Kuo Pao Kun, the late theatre maestro, called this home of the arts. The unassuming art deco Substation stands out effortlessly in a neighbourhood that contains conserved shophouses, museums, and national monuments. The park opened on September 16, 1990, to celebrate its 25th anniversary this year. This Silver Jubilee is a shared journey for all those who have witnessed the growth of Singapore’s first independent contemporary arts centre.
The Substation used to be a power substation, which was under the management of the Public Utilities Board. The building is more than a century old, dating back to 1926. It is estimated that by 1978 the local substation had ceased operations and was left vacant.
In 1986, the Urban Redevelopment Authority earmarked a number of buildings for conservation. These buildings included the former Tao Nan School building and the sub-station along with the adjacent Armenian Street shophouses. Then, Kuo Pao Kun and Practice Performing Arts group (today’s Theatre Practice Ltd) proposed converting the vacant sub-station to a contemporary arts centre.

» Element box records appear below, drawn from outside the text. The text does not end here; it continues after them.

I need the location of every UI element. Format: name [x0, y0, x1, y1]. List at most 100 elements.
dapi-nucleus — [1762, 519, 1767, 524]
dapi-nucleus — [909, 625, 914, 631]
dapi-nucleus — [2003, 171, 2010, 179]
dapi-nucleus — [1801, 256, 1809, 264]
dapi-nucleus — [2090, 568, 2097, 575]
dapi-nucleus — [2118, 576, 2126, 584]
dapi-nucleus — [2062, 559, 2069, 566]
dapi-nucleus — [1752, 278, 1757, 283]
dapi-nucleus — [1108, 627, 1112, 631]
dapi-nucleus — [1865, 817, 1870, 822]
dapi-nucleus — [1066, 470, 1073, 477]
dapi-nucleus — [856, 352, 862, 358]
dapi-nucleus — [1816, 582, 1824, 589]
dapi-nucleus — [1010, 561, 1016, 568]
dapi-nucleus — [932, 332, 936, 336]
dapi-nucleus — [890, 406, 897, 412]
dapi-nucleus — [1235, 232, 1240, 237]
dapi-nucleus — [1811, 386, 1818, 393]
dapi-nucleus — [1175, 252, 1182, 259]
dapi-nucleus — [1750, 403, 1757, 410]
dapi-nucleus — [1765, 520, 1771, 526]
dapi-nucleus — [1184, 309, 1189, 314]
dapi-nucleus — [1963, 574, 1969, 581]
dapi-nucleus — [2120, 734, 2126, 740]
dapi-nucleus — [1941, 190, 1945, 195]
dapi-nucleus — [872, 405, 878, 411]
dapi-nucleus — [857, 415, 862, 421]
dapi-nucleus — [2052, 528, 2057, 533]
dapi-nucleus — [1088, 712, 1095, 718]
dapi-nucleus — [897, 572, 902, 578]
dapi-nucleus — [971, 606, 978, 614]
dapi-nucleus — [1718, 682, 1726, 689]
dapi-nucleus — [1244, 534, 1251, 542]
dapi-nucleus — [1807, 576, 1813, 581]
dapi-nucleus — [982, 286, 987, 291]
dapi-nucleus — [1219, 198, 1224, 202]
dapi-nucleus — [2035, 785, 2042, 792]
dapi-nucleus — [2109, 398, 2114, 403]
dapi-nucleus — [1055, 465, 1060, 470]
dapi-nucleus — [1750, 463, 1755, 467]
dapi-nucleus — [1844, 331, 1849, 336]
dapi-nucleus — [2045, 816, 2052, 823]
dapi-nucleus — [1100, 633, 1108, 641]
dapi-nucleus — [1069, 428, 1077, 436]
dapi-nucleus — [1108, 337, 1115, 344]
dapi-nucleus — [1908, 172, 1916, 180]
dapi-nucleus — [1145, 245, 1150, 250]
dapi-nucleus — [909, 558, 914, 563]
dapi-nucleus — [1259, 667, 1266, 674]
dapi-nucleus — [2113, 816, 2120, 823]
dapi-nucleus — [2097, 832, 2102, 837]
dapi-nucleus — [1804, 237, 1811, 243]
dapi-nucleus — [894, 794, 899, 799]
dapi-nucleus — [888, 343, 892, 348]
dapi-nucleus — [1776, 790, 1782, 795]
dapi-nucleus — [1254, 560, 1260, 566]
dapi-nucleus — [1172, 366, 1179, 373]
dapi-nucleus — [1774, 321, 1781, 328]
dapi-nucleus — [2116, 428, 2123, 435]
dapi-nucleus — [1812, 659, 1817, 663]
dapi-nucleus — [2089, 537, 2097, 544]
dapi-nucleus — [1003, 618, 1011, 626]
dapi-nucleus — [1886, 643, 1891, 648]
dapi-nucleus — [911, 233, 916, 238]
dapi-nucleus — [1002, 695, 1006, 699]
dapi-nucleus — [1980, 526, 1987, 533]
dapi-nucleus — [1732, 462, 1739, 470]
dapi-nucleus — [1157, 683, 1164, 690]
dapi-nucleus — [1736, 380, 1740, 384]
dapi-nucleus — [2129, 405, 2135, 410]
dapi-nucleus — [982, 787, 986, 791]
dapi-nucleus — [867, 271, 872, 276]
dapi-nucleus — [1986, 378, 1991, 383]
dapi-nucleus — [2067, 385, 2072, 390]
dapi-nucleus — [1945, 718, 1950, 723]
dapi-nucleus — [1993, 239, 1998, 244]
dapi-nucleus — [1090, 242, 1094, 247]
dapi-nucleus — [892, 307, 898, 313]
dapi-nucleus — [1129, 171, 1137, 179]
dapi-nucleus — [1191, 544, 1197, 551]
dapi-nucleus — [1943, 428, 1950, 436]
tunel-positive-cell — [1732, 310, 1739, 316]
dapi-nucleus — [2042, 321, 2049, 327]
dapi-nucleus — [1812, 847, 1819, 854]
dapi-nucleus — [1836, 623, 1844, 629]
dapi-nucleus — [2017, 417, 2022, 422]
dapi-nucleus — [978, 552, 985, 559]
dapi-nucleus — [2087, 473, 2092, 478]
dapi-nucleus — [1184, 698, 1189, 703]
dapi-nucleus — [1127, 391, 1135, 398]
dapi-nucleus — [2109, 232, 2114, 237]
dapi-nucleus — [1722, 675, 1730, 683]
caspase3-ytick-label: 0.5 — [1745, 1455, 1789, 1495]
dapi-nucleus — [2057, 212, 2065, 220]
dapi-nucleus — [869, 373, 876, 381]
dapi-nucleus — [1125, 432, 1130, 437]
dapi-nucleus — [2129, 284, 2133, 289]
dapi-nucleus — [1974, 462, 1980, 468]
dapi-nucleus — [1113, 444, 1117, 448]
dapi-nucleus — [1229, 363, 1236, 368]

The refurbishment process for the Substation happened quickly, and it was officially opened on 16 September 1990. Initiated under the National Arts Council’s Arts Housing Scheme, where old buildings are reused and converted to arts spaces, it was also the first building.
The Substation building is made up of a 108-seater black box theatre, which doubles as a music venue, 113-sqm visual art space known as The Substation Gallery, a dance studio and several classrooms. The garden, which used to hold live concerts and events, is now being utilised by Timbre.
According to the National Gallery Singapore, The Substation has become a key site for the production of experimental and contemporary works across various genres such as literature, music, dance and theatre. The centre has also served as a platform for upcoming bands and musical acts, hosting Singapore’s first-ever 24-hour music festival on 31 December 1990. Although the hall was originally designed for contemporary music, they also held a concert series dedicated to classical music. Another marquee event of the festival is Moving Images, which screens independent and short films. Director Anthony Chen and filmmaker Royston Tan are some of the artists whose careers started with The Substation under its Associate Artist scheme.
As an independent art space in a converted power sub-station, the redevelopment perfectly fostered art projects that formed on their own—from alleyways during pedestrianized nights at Singapore Night Festival.
The late founder, Kuo Pao Kun envisioned the Substation to be a home for the arts and a contemporary art centre that facilitates the meeting of minds between those on the fringes and mainstream. This is what it has come to be – a home that welcomes everyone.